Dans ce contexte d’élections, rien de tel qu’un petit thriller politique survitaminé pour se mettre en appétit ou digérer (c'est au choix). El Reino est le nouveau film du jeune cinéaste espagnol Rodrigo Sorogoyen qui a notamment obtenu un beau succès d’estime avec son précédent film Que Dios nos perdone. Nous suivons ici la chute d’un politicien pris au piège dans les rouages d’un système qui a fait sa réussite mais qui, cette fois-ci, se retourne contre lui. Un film qui ne risque pas de faire les affaires des chiffres de l’abstention tant il réussit brillamment à remettre en cause des sujets qui dépassent le simple monde politique de façon habile et corrosive.


  On peut résumer simplement El Reino à une perpétuelle course contre-la-montre qui montre crescendo en tension et nous tient en haleine pendant deux petites heures qui passent à une vitesse folle. Pourtant ce n’est pas si facile de rentrer dans le film qui déroule un scénario assez complexe sur un rythme intense qui laisse finalement peu de répit au spectateur. L’introduction se fait sur un plan-séquence dynamique et aboutit ensuite sur un déjeuner où les plans se multiplient par le biais d’un montage particulièrement raide qui nous rappelle celui d’un autre film politique : **In the loop d’Armando Iannucci**. Mais si ce dernier s'apparente à une comédie, ce n'est pas le cas d'El Reino qui arbore des teintes plus noires et cyniques.
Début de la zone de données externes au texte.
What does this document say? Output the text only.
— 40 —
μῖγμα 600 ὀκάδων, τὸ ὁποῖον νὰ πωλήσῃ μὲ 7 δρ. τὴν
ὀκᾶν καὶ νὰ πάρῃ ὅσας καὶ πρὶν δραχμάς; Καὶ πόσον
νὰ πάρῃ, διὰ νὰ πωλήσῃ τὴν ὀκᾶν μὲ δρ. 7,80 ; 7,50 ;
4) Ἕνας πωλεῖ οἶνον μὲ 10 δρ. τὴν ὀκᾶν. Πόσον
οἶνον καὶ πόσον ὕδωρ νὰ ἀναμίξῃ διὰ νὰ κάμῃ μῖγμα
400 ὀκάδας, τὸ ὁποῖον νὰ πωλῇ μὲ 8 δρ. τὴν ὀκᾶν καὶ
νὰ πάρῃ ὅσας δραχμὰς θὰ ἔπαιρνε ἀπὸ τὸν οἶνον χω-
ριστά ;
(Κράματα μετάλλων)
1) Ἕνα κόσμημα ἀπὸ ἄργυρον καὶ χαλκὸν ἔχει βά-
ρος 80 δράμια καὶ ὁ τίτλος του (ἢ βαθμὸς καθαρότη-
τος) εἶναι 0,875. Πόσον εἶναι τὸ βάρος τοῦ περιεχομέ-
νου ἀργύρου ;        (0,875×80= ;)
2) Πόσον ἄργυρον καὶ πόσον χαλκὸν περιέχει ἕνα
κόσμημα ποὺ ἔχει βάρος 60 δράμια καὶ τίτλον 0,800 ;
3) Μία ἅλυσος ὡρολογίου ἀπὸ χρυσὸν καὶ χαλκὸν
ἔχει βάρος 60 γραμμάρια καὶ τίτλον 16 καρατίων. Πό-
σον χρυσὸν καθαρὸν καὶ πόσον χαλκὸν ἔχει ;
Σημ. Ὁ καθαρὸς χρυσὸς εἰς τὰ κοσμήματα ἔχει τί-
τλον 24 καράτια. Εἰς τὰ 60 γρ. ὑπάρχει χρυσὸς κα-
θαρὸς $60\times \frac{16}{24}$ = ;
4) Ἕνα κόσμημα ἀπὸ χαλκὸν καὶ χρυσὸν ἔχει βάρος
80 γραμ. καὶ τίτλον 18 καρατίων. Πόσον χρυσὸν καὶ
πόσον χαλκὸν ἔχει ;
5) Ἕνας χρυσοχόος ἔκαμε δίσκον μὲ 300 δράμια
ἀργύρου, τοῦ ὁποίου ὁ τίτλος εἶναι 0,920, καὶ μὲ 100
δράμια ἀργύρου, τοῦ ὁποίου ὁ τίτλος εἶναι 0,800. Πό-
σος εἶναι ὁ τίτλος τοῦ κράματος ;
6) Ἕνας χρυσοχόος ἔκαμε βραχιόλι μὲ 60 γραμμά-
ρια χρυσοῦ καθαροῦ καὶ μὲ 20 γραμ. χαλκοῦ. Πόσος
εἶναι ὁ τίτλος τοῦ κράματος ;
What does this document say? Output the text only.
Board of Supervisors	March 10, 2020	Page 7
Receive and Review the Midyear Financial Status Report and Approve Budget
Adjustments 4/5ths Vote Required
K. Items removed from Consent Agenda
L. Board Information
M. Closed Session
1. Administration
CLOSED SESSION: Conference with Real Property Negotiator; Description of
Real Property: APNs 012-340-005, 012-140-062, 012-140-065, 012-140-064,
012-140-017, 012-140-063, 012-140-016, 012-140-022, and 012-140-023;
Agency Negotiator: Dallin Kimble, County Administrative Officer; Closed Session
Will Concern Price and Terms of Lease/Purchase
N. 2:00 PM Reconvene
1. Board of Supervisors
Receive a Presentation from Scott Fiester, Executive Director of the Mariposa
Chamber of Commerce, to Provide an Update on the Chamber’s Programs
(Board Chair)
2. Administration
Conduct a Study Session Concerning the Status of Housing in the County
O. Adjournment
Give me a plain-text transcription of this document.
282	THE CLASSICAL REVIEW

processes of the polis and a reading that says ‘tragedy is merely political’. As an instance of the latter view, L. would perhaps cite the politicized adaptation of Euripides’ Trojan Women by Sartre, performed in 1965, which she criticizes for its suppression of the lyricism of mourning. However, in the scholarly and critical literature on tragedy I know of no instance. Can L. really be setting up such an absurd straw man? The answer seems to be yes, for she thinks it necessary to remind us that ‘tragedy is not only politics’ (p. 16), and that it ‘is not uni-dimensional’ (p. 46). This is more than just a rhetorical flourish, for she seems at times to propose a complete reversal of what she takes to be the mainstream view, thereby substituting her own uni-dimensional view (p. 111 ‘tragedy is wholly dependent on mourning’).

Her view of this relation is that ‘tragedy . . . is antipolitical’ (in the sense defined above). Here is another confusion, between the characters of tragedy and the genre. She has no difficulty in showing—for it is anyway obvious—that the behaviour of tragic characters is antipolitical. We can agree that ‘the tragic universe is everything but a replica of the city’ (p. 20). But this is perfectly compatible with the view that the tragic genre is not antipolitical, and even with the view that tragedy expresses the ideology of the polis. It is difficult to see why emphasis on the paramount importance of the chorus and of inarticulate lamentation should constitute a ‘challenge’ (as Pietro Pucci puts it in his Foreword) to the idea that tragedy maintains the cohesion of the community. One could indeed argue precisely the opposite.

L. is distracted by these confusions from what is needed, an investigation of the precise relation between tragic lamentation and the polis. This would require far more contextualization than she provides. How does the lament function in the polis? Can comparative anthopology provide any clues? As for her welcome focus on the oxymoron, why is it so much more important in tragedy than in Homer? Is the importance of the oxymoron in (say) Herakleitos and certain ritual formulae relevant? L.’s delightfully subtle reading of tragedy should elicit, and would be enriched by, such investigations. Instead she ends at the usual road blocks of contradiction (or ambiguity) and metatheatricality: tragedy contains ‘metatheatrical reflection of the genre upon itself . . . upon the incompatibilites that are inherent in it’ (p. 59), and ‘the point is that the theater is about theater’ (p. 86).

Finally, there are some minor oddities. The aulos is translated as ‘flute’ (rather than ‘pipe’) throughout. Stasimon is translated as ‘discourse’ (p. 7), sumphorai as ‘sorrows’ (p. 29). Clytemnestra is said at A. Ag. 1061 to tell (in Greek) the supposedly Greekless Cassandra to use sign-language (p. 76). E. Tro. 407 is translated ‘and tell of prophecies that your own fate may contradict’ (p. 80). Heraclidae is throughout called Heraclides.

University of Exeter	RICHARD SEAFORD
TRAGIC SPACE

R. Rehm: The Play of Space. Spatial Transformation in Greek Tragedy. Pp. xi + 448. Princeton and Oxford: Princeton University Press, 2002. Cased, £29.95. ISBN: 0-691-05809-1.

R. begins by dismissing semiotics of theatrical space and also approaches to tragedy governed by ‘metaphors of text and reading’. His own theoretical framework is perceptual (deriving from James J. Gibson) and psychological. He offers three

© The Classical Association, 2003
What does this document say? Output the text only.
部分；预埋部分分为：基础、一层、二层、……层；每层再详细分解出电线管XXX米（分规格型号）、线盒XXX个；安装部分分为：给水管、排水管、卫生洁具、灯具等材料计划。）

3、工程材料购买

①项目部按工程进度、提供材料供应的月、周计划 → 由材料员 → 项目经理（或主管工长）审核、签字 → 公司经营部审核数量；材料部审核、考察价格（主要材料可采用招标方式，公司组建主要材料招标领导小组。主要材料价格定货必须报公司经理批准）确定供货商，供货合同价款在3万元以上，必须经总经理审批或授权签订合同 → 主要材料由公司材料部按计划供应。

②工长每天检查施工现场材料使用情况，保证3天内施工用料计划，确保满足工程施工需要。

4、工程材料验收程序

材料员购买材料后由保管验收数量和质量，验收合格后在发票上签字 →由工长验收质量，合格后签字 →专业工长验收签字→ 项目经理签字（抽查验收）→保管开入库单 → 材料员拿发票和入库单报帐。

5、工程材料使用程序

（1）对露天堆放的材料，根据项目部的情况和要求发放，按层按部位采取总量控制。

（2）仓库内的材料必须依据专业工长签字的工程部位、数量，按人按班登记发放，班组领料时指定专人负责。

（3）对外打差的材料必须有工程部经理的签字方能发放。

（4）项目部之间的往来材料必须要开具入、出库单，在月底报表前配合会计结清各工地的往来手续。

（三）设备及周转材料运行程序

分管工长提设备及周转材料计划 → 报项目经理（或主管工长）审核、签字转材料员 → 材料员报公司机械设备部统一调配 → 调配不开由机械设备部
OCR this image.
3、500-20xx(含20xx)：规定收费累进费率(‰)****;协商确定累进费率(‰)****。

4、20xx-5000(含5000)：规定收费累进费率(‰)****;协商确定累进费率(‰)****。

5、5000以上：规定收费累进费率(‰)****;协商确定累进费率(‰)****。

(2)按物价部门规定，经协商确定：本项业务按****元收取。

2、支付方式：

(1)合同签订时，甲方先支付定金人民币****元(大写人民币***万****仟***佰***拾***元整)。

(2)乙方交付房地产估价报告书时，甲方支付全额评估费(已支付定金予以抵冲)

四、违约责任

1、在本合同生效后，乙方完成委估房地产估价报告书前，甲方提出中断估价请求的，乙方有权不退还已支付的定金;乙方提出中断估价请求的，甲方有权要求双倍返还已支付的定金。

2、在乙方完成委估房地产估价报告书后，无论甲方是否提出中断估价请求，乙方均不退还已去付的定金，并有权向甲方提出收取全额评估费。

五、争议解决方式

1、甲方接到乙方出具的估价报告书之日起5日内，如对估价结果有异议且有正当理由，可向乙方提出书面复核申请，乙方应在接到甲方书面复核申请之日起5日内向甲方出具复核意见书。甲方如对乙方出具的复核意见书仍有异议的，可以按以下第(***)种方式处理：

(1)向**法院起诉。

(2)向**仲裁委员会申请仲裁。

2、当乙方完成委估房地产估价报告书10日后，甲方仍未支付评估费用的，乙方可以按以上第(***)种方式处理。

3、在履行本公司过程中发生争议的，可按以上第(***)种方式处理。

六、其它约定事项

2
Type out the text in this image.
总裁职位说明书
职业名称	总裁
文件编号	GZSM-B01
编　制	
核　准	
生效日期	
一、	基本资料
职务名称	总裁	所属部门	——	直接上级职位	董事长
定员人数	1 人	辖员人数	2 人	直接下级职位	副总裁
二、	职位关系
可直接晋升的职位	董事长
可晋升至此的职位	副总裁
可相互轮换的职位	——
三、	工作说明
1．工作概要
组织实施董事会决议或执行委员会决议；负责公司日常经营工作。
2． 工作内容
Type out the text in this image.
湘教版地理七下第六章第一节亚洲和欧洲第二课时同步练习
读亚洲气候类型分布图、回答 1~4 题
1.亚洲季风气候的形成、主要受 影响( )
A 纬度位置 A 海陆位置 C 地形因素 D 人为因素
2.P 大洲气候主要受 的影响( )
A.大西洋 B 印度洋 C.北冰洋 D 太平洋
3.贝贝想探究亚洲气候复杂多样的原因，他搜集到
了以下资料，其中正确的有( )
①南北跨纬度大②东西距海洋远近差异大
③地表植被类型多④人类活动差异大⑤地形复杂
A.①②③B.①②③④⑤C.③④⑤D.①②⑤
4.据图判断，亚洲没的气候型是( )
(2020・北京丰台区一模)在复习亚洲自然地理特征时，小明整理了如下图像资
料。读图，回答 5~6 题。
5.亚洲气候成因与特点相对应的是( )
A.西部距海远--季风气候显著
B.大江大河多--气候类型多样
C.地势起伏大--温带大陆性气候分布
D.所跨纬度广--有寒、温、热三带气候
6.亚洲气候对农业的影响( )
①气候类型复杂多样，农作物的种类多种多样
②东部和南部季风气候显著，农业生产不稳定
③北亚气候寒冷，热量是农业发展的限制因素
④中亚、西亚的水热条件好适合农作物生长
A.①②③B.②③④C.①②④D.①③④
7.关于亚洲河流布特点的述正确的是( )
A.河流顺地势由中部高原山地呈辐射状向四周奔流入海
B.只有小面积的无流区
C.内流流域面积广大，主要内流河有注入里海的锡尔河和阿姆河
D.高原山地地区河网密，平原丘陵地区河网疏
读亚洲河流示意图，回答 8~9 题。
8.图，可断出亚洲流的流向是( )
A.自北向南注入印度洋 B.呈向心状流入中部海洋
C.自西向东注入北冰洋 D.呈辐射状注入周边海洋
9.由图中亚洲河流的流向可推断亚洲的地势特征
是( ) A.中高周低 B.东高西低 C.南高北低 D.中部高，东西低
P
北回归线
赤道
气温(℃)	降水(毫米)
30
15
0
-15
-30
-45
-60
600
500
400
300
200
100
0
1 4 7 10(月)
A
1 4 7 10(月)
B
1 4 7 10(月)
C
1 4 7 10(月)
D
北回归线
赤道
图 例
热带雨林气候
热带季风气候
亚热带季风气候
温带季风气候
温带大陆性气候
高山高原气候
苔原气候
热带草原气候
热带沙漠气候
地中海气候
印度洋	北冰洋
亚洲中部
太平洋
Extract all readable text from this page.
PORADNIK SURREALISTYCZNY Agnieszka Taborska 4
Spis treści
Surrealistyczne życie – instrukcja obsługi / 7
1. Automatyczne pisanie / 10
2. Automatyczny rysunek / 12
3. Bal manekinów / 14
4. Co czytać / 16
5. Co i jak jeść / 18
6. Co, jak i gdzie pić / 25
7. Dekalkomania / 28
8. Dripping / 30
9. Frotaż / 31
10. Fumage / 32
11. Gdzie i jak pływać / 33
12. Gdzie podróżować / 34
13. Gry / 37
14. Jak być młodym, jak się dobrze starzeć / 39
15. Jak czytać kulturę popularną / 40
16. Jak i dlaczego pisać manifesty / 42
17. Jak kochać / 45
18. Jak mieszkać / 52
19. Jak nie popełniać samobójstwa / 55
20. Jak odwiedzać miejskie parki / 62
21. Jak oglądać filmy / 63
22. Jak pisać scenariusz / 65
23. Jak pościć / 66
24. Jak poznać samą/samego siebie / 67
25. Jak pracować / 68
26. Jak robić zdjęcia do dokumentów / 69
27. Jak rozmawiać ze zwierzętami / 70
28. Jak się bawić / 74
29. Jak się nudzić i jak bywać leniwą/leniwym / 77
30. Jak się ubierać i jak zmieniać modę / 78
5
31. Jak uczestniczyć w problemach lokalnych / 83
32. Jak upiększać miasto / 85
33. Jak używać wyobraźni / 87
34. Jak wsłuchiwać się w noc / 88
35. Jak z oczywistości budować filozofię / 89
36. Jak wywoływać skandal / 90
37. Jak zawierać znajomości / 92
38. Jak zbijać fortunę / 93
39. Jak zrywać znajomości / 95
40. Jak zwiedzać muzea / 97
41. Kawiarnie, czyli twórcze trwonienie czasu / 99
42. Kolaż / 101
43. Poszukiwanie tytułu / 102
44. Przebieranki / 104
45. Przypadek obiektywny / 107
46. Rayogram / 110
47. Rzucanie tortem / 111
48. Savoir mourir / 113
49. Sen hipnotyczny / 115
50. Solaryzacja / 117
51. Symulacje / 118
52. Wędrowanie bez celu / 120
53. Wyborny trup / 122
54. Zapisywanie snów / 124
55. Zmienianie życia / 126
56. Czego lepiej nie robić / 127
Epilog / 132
Cette réalisation et ce montage ultra dynamiques peuvent surprendre dans un premier temps mais on se rend vite compte de l’épatante maîtrise de l’ensemble. La forme s’accorde très bien au fond qui, s’il ne va pas nécessairement au cœur de ce système particulièrement pourri, présente néanmoins de solides attraits. Les protagonistes, dont notamment le principal brillamment interprété par Antonio de la Torre, font l’objet d’une écriture remarquable qui laisse place nette à la nuance et à l'ambiguïté. On ne sombre ni dans la caricature de personnages pourris jusqu’à l’os ni dans la caricature de modèles de vertu repentis. Au contraire, le personnage de Manuel cherche à s’extirper de cette situation embarrassante uniquement pour sauver sa peau, même si ses amis fidèles ou non doivent trinquer à sa place. C’est ce qui donne beaucoup d’intérêt au film : dépeindre un système et surtout dépeindre ses acteurs et leurs enjeux propres de façon à comprendre ce monde clairement, sans tomber dans un enfoncement de portes ouvertes simpliste.
Et ce film n’est pas avare en rebondissements et en séquences marquantes. Outre le plan-séquence introductif, Sorogoyen nous en propose d’autres à des moments-clés qui renforcent l’intensité et cette impression de course contre-la-montre à vitesse réelle. La dernière demi-heure est par ailleurs un modèle de tension avec des moments où l’on se retient de respirer, preuve ainsi que l'empathie envers un personnage que l'on détesterait en temps normal est bien présente. Le passage en voiture dans la nuit me marquera un petit moment je pense.
Et que dire de cette dernière scène qui, une fois de plus dans le récit, nous interroge à la fois sur l’honnêteté du monde politico-médiatique mais aussi sur la nécessité de maintenir un certain équilibre. Difficile à mon sens de rester de marbre face à ce film qui en a dans le ventre et développe une intrigue intéressante sur bien des aspects, avec une solide écriture d'ensemble. J’ignore si le film est inspiré de faits réels mais je suis certain d’une chose: certains politiciens espagnols ont du avoir des sueurs froides en visionnant ce film !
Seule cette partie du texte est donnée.